Grecja: Peszko celem PAO, Włodarczyk stracił cierpliwość

Sławomir Peszko w lecie miał szansę przenieść się do Panathinaikosu Ateny. Jednak wówczas do tego nie doszło, choć Grecy nie zrezygnowali z pozyskania polskiego pomocnika. Jak twierdzą media w Helladzie, Piotr Włodarczyk ma problemy w OFI Kreta.
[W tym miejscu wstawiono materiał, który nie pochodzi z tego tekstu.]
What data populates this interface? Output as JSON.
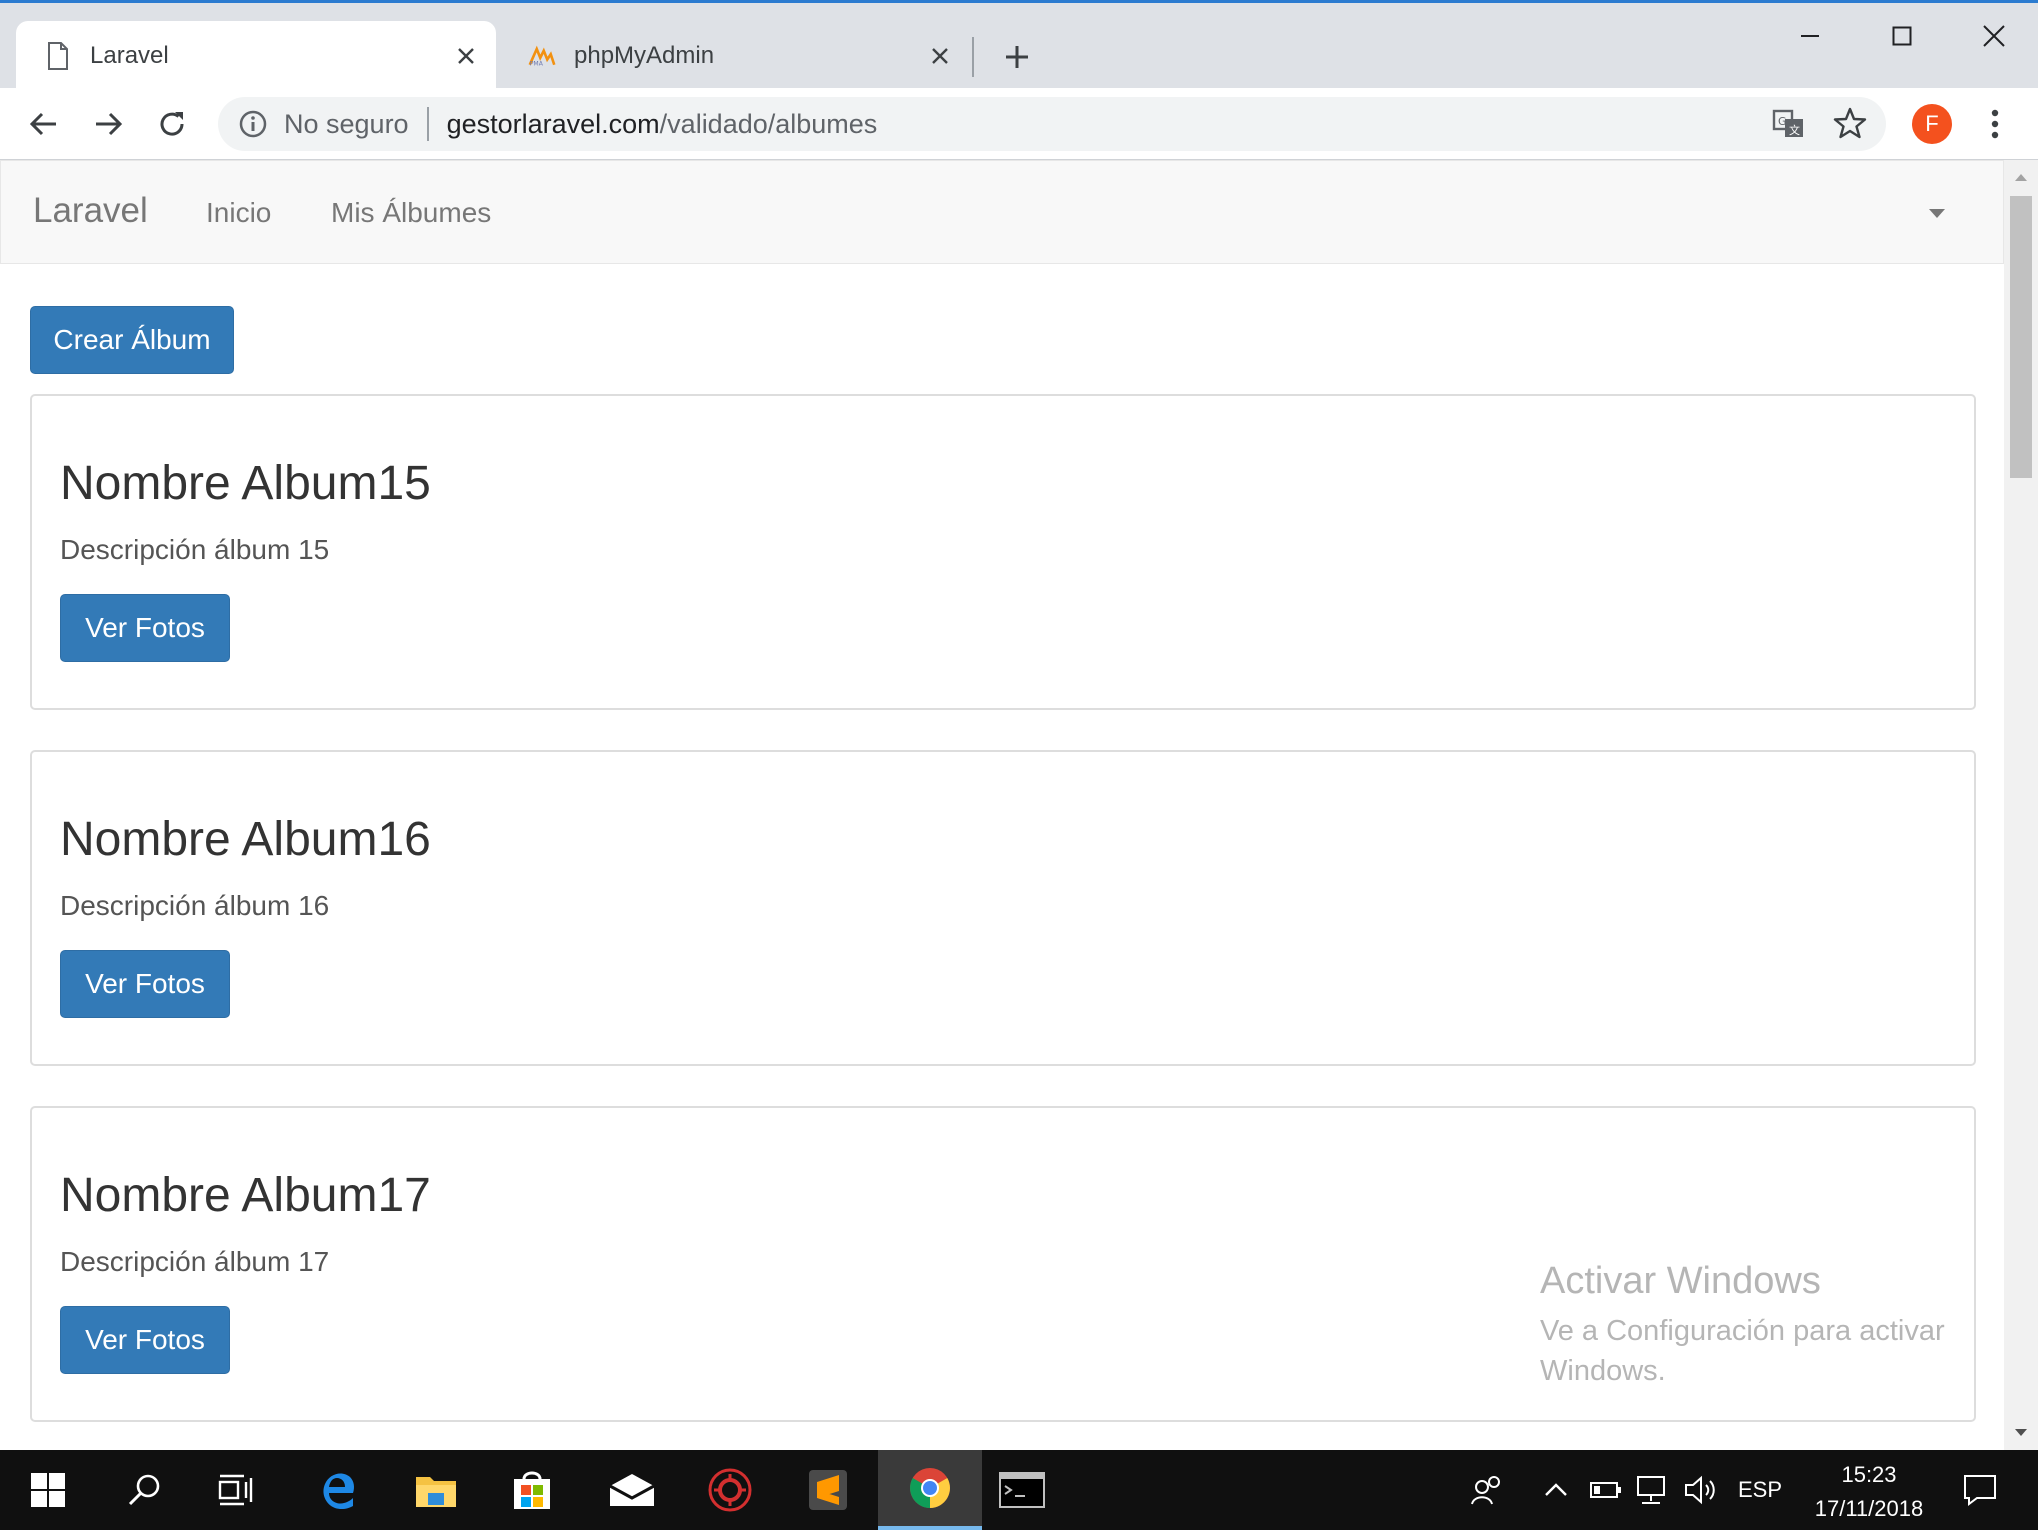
{
  "browser": {
    "tabs": [
      {
        "title": "Laravel",
        "active": true
      },
      {
        "title": "phpMyAdmin",
        "active": false
      }
    ],
    "address_bar": {
      "security_label": "No seguro",
      "url_host": "gestorlaravel.com",
      "url_path": "/validado/albumes"
    },
    "profile_initial": "F"
  },
  "navbar": {
    "brand": "Laravel",
    "links": [
      "Inicio",
      "Mis Álbumes"
    ]
  },
  "actions": {
    "create_album": "Crear Álbum"
  },
  "albums": [
    {
      "title": "Nombre Album15",
      "description": "Descripción álbum 15",
      "button": "Ver Fotos"
    },
    {
      "title": "Nombre Album16",
      "description": "Descripción álbum 16",
      "button": "Ver Fotos"
    },
    {
      "title": "Nombre Album17",
      "description": "Descripción álbum 17",
      "button": "Ver Fotos"
    }
  ],
  "watermark": {
    "title": "Activar Windows",
    "subtitle": "Ve a Configuración para activar Windows."
  },
  "taskbar": {
    "apps": [
      "start-icon",
      "search-icon",
      "task-view-icon",
      "edge-icon",
      "file-explorer-icon",
      "store-icon",
      "mail-icon",
      "antivirus-icon",
      "sublime-text-icon",
      "chrome-icon",
      "terminal-icon"
    ],
    "tray": {
      "language": "ESP",
      "time": "15:23",
      "date": "17/11/2018"
    }
  },
  "colors": {
    "primary_button": "#337ab7",
    "navbar_bg": "#f8f8f8",
    "tab_strip": "#dee1e6",
    "taskbar": "#101010"
  }
}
Panathinaikos nie rezygnuje z Peszki

Już latem Panathinaikos zamierzał sprowadzić Sławomira Peszkę. Polski pomocnik udał się nawet wówczas do Aten, aby ustalić warunki indywidualnego kontraktu. Jednak włodarze Zielonych Koniczynek zdecydowali się podpisać ostatecznie umowę z Sidneyem Govou.

Zdaniem wtorkowego wydania dziennika Sportday, Peszko jest w dalszym ciągu celem transferowym Panathinaikosu. Polak może trafić do Aten w zimowym okienku transferowym.

Na liście życzeń Zielonych Koniczynek znalazł się także napastnik Daniel Pacheco z Liverpoolu. Młodzieżowy reprezentant Hiszpanii ma szansę zagrać w greckim zespole na zasadzie wypożyczenia.

Włodarczyk zamierza podjąć kroki prawne

Obecny sezon nie jest udany dla Piotra Włodarczyka. Polski napastnik nie ma miejsca w podstawowym składzie zespołu z OFI Kreta. Ponadto klub z zaplecza greckiej ekstraklasy boryka się z problemami.

Nie jest tajemnicą, że ligowiec z Heraklionu ma zaległości finansowe wobec zawodników. Jak twierdzą media w Helladzie, nasz rodak stracił już cierpliwość do klubu i skontaktował się z adwokatem, aby ten podjął kroki prawne.